Triennial Central Bank Survey of Foreign Exchange and Derivatives Market Activity

Press release  | 
17 June 1997

In December 1996, the central banks of the Group of Ten (G-10) countries agreed to repeat in the spring of 1998 the internationally coordinated survey of foreign exchange and derivatives markets which was carried out in an expanded format for the first time in March-April 1995. Meanwhile, central banks and monetary authorities in approximately 40 countries have decided to participate in the next survey. The objective of the reporting is to obtain reasonably comprehensive and internationally consistent information on the size and structure of foreign exchange and over-the-counter (OTC) derivatives markets.

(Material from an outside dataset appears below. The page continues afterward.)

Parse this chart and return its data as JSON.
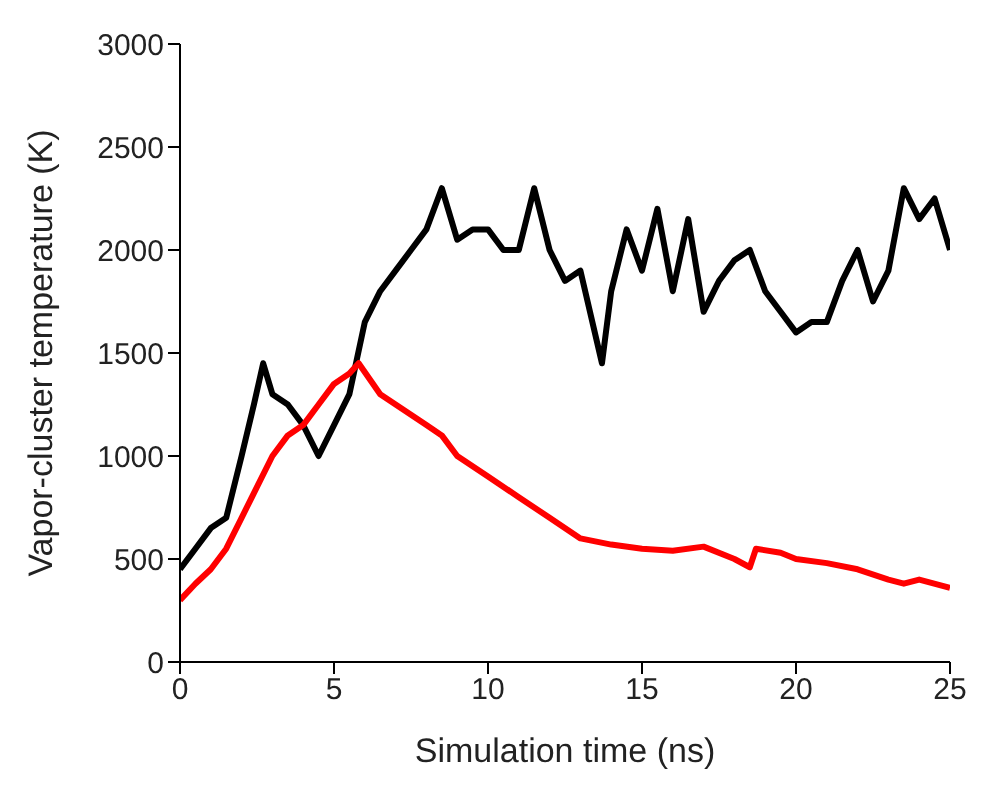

The purpose of the statistics is to increase market transparency and thereby help central banks, other authorities and market participants to better monitor patterns of activity in the global financial system.

The reporting will comprise the collection of market data on turnover in notional amounts of foreign exchange spot and foreign exchange and interest rate OTC derivative transactions on the one hand, and notional amounts and gross market values outstanding of foreign exchange, interest rate, equity, commodity, credit and "other" OTC derivative instruments on the other.

In order to preserve consistency with the previous surveys, the turnover part of the survey will be conducted on a locational basis in April 1998 in a format similar to that of the last survey in April 1995. In order to create benchmarks for regular derivatives market reporting in the G-10 countries, which will begin in mid-1998, and to minimise the reporting burden for regular reporters, the format of the amounts outstanding part of the survey has been aligned with the format of regular derivatives market reporting. The data on derivatives outstanding will therefore be collected on a consolidated basis at end-June 1998. To further reduce the reporting burden, only aggregate data are requested on market values and no data will be collected on either turnover or amounts outstanding of exchange-traded derivative instruments, given that timely and comprehensive information on these products is available from the exchanges themselves.